The visio document is not able to be downloaded from that link.
Hm, URL on “link” works, URL on pictogram didn’t. Fixed, thanks.
The link is now broken again due to SkyDrive changing name to OneDrive. I was able to get to it just by replacing “sky” with “one”, but you may want to update links since some folks may not realize that trick.
Very nice work, great !
I have a question regarding the design: would it be possible to have a “Client Access Server” inside the DMZ in order not have raw TCP connections forwarded from “public” to “internal” network segements?
And a small optical thing: the “DMZ | Internal” String in the visio schould be allinged to the boder line seperating DMZ and internal network.
Thanks for all your time and effords!
BR Onno
Thanks for your feedback. installation of a Client Access server in a perimeter network is not supported; use a reverse proxy instead.
Thanks very much
Great diagram, thanks. Saved me a bunch of time 🙂 small addition needed of 445 (SMB) between DAG members. SP1 Help port referece identifies this as “Admin remote access (SMB/File)” but it is actually content indexing related. I was seeing huge amount of this traffic accross the WAN in a 4 node DAG before any users were migrated.
Nice work. Would like to see Lync incorporated into this.
Great job. It seems missing TCP 808 from CAS to Mailbox server for mailbox replication services on Cas to talk to mailbox server. Right?
No
the skydrive link is not working on the link or the visio link? cannot download the vsd
No problem here. Here’s a direct link:
https://skydrive.live.com/redir.aspx?cid=a1f8de1649b0bf13&resid=A1F8DE1649B0BF13!347&parid=A1F8DE1649B0BF13!215&authkey=!AJ0WN5J56bbpERE
You may want to update this link as well, with the new “onedrive.live.com” URL.
Great Diagram!! Has anything changed with SP2??
Thanks for the nice Visio Diagram it explains a lot
1 question I am missing DNS from the edgetransport server to DNS for MX is that right.
When configured, yes (and DNSBL etc).
I savour, result in I discovered just what I was taking a look for.
You have ended my four day long hunt! God Bless you man.
Have a nice day. Bye
This diagram is missing CAS>MBX port 6001, 6002, and 6004 for RPC-over-HTTP proxy (Outlook Anywhere)
Wonderful diagram, thanks! Let’s say we have a 2 node DAG stretched across 2 sites with a physical firewall between the sites. The DAG members have 2 Networks, one for MAPI traffic and one for DAG replication. What ports will need to be opened for the MAPI network and what ports will be required for the Replication Network? Will the Replication network only require TCP_64327 & UDP_3343 or will all DAG traffic use the Replication Network?

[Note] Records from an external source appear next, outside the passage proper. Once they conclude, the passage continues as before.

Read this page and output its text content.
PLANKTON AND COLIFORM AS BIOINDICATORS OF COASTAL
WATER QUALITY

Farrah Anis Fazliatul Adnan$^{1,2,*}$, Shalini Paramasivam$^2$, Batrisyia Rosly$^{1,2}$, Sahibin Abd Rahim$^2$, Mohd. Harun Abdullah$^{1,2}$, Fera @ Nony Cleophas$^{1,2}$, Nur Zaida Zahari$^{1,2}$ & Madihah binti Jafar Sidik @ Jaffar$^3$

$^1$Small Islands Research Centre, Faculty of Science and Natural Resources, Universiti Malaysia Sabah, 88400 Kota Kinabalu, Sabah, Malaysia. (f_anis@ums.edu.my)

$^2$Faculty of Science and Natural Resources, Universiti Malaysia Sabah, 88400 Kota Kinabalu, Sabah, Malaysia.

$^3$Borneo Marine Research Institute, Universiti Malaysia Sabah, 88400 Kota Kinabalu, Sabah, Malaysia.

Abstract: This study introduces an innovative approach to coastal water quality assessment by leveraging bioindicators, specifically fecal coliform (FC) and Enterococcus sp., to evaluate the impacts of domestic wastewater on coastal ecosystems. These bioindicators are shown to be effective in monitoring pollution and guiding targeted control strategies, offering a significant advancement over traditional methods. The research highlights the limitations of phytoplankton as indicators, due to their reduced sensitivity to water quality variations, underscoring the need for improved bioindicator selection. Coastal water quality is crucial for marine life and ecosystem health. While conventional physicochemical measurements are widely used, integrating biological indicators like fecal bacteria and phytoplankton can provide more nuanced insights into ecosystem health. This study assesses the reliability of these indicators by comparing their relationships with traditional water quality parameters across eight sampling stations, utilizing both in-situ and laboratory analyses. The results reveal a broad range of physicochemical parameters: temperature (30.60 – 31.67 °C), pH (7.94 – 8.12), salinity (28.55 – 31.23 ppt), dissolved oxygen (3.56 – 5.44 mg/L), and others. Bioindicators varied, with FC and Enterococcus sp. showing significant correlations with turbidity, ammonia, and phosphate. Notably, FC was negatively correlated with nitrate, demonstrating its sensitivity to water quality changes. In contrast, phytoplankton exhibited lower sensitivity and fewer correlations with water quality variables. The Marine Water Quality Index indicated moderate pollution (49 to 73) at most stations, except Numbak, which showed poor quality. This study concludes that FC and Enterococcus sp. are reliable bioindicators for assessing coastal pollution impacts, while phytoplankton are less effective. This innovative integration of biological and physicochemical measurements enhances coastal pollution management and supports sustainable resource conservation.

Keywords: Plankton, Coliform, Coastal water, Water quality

MAPI: 6005-59530 (see note 4), 80, 443 and 135
Replication: 64327 (see note 1), 3343
Note that if Replication network fails, DAG will fall back to using MAPI network (so you may want to add those ports there as well)
A little confused regarding the ports opened between the EMC and Mailbox servers. Can you elaborate
135 = RPC Endpoint Mapper, 445 = SMB
So for outside OWA access, it goes straight to the CAS server on the inside? There is no additional security needed by going through a FE or Transport device in the DMZ? Just a NAT and allowing 80/443 in?

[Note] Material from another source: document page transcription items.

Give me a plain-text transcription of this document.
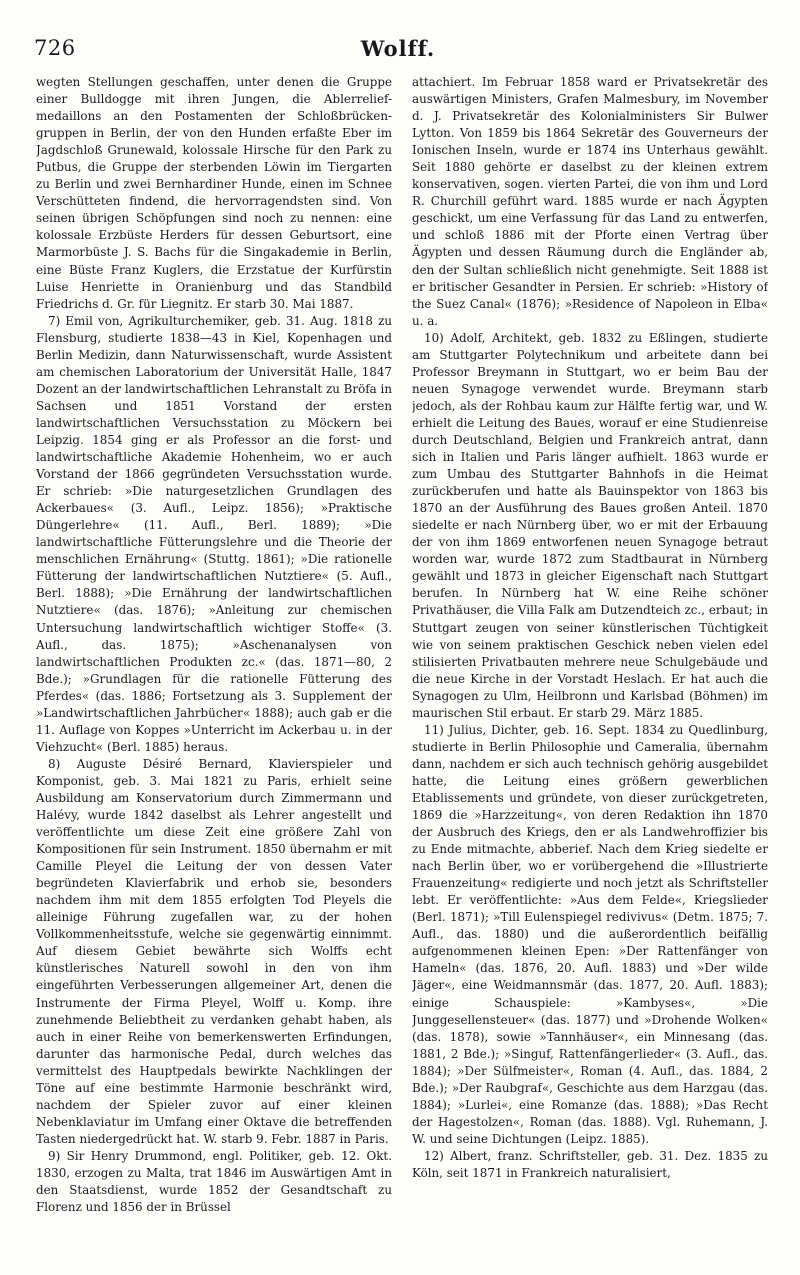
726	Wolff.

wegten Stellungen geschaffen, unter denen die Gruppe einer Bulldogge mit ihren Jungen, die Ablerrelief-medaillons an den Postamenten der Schloßbrücken-gruppen in Berlin, der von den Hunden erfaßte Eber im Jagdschloß Grunewald, kolossale Hirsche für den Park zu Putbus, die Gruppe der sterbenden Löwin im Tiergarten zu Berlin und zwei Bernhardiner Hunde, einen im Schnee Verschütteten findend, die hervorragendsten sind. Von seinen übrigen Schöpfungen sind noch zu nennen: eine kolossale Erzbüste Herders für dessen Geburtsort, eine Marmorbüste J. S. Bachs für die Singakademie in Berlin, eine Büste Franz Kuglers, die Erzstatue der Kurfürstin Luise Henriette in Oranienburg und das Standbild Friedrichs d. Gr. für Liegnitz. Er starb 30. Mai 1887.

7) Emil von, Agrikulturchemiker, geb. 31. Aug. 1818 zu Flensburg, studierte 1838—43 in Kiel, Kopenhagen und Berlin Medizin, dann Naturwissenschaft, wurde Assistent am chemischen Laboratorium der Universität Halle, 1847 Dozent an der landwirtschaftlichen Lehranstalt zu Bröfa in Sachsen und 1851 Vorstand der ersten landwirtschaftlichen Versuchsstation zu Möckern bei Leipzig. 1854 ging er als Professor an die forst- und landwirtschaftliche Akademie Hohenheim, wo er auch Vorstand der 1866 gegründeten Versuchsstation wurde. Er schrieb: »Die naturgesetzlichen Grundlagen des Ackerbaues« (3. Aufl., Leipz. 1856); »Praktische Düngerlehre« (11. Aufl., Berl. 1889); »Die landwirtschaftliche Fütterungslehre und die Theorie der menschlichen Ernährung« (Stuttg. 1861); »Die rationelle Fütterung der landwirtschaftlichen Nutztiere« (5. Aufl., Berl. 1888); »Die Ernährung der landwirtschaftlichen Nutztiere« (das. 1876); »Anleitung zur chemischen Untersuchung landwirtschaftlich wichtiger Stoffe« (3. Aufl., das. 1875); »Aschenanalysen von landwirtschaftlichen Produkten zc.« (das. 1871—80, 2 Bde.); »Grundlagen für die rationelle Fütterung des Pferdes« (das. 1886; Fortsetzung als 3. Supplement der »Landwirtschaftlichen Jahrbücher« 1888); auch gab er die 11. Auflage von Koppes »Unterricht im Ackerbau u. in der Viehzucht« (Berl. 1885) heraus.

8) Auguste Désiré Bernard, Klavierspieler und Komponist, geb. 3. Mai 1821 zu Paris, erhielt seine Ausbildung am Konservatorium durch Zimmermann und Halévy, wurde 1842 daselbst als Lehrer angestellt und veröffentlichte um diese Zeit eine größere Zahl von Kompositionen für sein Instrument. 1850 übernahm er mit Camille Pleyel die Leitung der von dessen Vater begründeten Klavierfabrik und erhob sie, besonders nachdem ihm mit dem 1855 erfolgten Tod Pleyels die alleinige Führung zugefallen war, zu der hohen Vollkommenheitsstufe, welche sie gegenwärtig einnimmt. Auf diesem Gebiet bewährte sich Wolffs echt künstlerisches Naturell sowohl in den von ihm eingeführten Verbesserungen allgemeiner Art, denen die Instrumente der Firma Pleyel, Wolff u. Komp. ihre zunehmende Beliebtheit zu verdanken gehabt haben, als auch in einer Reihe von bemerkenswerten Erfindungen, darunter das harmonische Pedal, durch welches das vermittelst des Hauptpedals bewirkte Nachklingen der Töne auf eine bestimmte Harmonie beschränkt wird, nachdem der Spieler zuvor auf einer kleinen Nebenklaviatur im Umfang einer Oktave die betreffenden Tasten niedergedrückt hat. W. starb 9. Febr. 1887 in Paris.

9) Sir Henry Drummond, engl. Politiker, geb. 12. Okt. 1830, erzogen zu Malta, trat 1846 im Auswärtigen Amt in den Staatsdienst, wurde 1852 der Gesandtschaft zu Florenz und 1856 der in Brüssel

attachiert. Im Februar 1858 ward er Privatsekretär des auswärtigen Ministers, Grafen Malmesbury, im November d. J. Privatsekretär des Kolonialministers Sir Bulwer Lytton. Von 1859 bis 1864 Sekretär des Gouverneurs der Ionischen Inseln, wurde er 1874 ins Unterhaus gewählt. Seit 1880 gehörte er daselbst zu der kleinen extrem konservativen, sogen. vierten Partei, die von ihm und Lord R. Churchill geführt ward. 1885 wurde er nach Ägypten geschickt, um eine Verfassung für das Land zu entwerfen, und schloß 1886 mit der Pforte einen Vertrag über Ägypten und dessen Räumung durch die Engländer ab, den der Sultan schließlich nicht genehmigte. Seit 1888 ist er britischer Gesandter in Persien. Er schrieb: »History of the Suez Canal« (1876); »Residence of Napoleon in Elba« u. a.

10) Adolf, Architekt, geb. 1832 zu Eßlingen, studierte am Stuttgarter Polytechnikum und arbeitete dann bei Professor Breymann in Stuttgart, wo er beim Bau der neuen Synagoge verwendet wurde. Breymann starb jedoch, als der Rohbau kaum zur Hälfte fertig war, und W. erhielt die Leitung des Baues, worauf er eine Studienreise durch Deutschland, Belgien und Frankreich antrat, dann sich in Italien und Paris länger aufhielt. 1863 wurde er zum Umbau des Stuttgarter Bahnhofs in die Heimat zurückberufen und hatte als Bauinspektor von 1863 bis 1870 an der Ausführung des Baues großen Anteil. 1870 siedelte er nach Nürnberg über, wo er mit der Erbauung der von ihm 1869 entworfenen neuen Synagoge betraut worden war, wurde 1872 zum Stadtbaurat in Nürnberg gewählt und 1873 in gleicher Eigenschaft nach Stuttgart berufen. In Nürnberg hat W. eine Reihe schöner Privathäuser, die Villa Falk am Dutzendteich zc., erbaut; in Stuttgart zeugen von seiner künstlerischen Tüchtigkeit wie von seinem praktischen Geschick neben vielen edel stilisierten Privatbauten mehrere neue Schulgebäude und die neue Kirche in der Vorstadt Heslach. Er hat auch die Synagogen zu Ulm, Heilbronn und Karlsbad (Böhmen) im maurischen Stil erbaut. Er starb 29. März 1885.

11) Julius, Dichter, geb. 16. Sept. 1834 zu Quedlinburg, studierte in Berlin Philosophie und Cameralia, übernahm dann, nachdem er sich auch technisch gehörig ausgebildet hatte, die Leitung eines größern gewerblichen Etablissements und gründete, von dieser zurückgetreten, 1869 die »Harzzeitung«, von deren Redaktion ihn 1870 der Ausbruch des Kriegs, den er als Landwehroffizier bis zu Ende mitmachte, abberief. Nach dem Krieg siedelte er nach Berlin über, wo er vorübergehend die »Illustrierte Frauenzeitung« redigierte und noch jetzt als Schriftsteller lebt. Er veröffentlichte: »Aus dem Felde«, Kriegslieder (Berl. 1871); »Till Eulenspiegel redivivus« (Detm. 1875; 7. Aufl., das. 1880) und die außerordentlich beifällig aufgenommenen kleinen Epen: »Der Rattenfänger von Hameln« (das. 1876, 20. Aufl. 1883) und »Der wilde Jäger«, eine Weidmannsmär (das. 1877, 20. Aufl. 1883); einige Schauspiele: »Kambyses«, »Die Junggesellensteuer« (das. 1877) und »Drohende Wolken« (das. 1878), sowie »Tannhäuser«, ein Minnesang (das. 1881, 2 Bde.); »Singuf, Rattenfängerlieder« (3. Aufl., das. 1884); »Der Sülfmeister«, Roman (4. Aufl., das. 1884, 2 Bde.); »Der Raubgraf«, Geschichte aus dem Harzgau (das. 1884); »Lurlei«, eine Romanze (das. 1888); »Das Recht der Hagestolzen«, Roman (das. 1888). Vgl. Ruhemann, J. W. und seine Dichtungen (Leipz. 1885).

12) Albert, franz. Schriftsteller, geb. 31. Dez. 1835 zu Köln, seit 1871 in Frankreich naturalisiert,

I left options like reverse proxies, load balancers etc. out of the diagram.
Hi i am working as an network admin. When i request my exchange administrator to provide the list of ports to do port based restriction between mails servers and also between client to mail servers in ASA-firewall, he replies that port based restrictions cannot be done between exchange servers communication and AD-Exchange communications. It always works with dynamic ports, static ports cannot be defined and even though we do it will not function properly.

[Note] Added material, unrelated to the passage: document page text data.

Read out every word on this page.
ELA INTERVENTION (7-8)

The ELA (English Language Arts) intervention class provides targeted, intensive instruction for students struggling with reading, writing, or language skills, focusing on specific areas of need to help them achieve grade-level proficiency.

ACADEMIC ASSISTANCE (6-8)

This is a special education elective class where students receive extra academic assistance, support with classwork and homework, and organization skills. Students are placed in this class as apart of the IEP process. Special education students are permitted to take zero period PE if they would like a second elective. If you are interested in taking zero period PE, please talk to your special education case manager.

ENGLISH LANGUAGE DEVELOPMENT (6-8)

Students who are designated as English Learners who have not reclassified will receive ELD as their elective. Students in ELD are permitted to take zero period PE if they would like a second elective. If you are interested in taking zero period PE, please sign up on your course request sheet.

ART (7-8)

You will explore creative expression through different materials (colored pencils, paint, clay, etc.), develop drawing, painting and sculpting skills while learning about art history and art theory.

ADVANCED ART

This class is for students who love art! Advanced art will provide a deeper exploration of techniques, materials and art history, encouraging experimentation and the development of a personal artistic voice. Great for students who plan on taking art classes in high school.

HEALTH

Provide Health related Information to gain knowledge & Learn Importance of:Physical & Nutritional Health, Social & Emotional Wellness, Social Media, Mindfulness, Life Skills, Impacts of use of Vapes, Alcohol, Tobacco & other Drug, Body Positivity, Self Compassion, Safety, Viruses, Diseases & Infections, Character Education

Please any of you suggest how it can be done without dynamic ports?
Filtering between clients and Exchange servers is ok, but between Exchange servers and due to the nature of communication dynamics also between Exchange and DC/GCs an ANY/ANY rule is considered best practice. Reading material: http://blogs.technet.com/b/exchange/archive/2013/02/18/exchange-firewalls-and-support-oh-my.aspx
Please let us know if there is new updated Visio diagram for Exchange Server 2013 Michael.
many thanks for the sharing here Michael !
Pingback: 建置Exchange System 常用工具 | 努力學習
Extremely useful and handy Doc.
Thanks for taking the time to upload & share.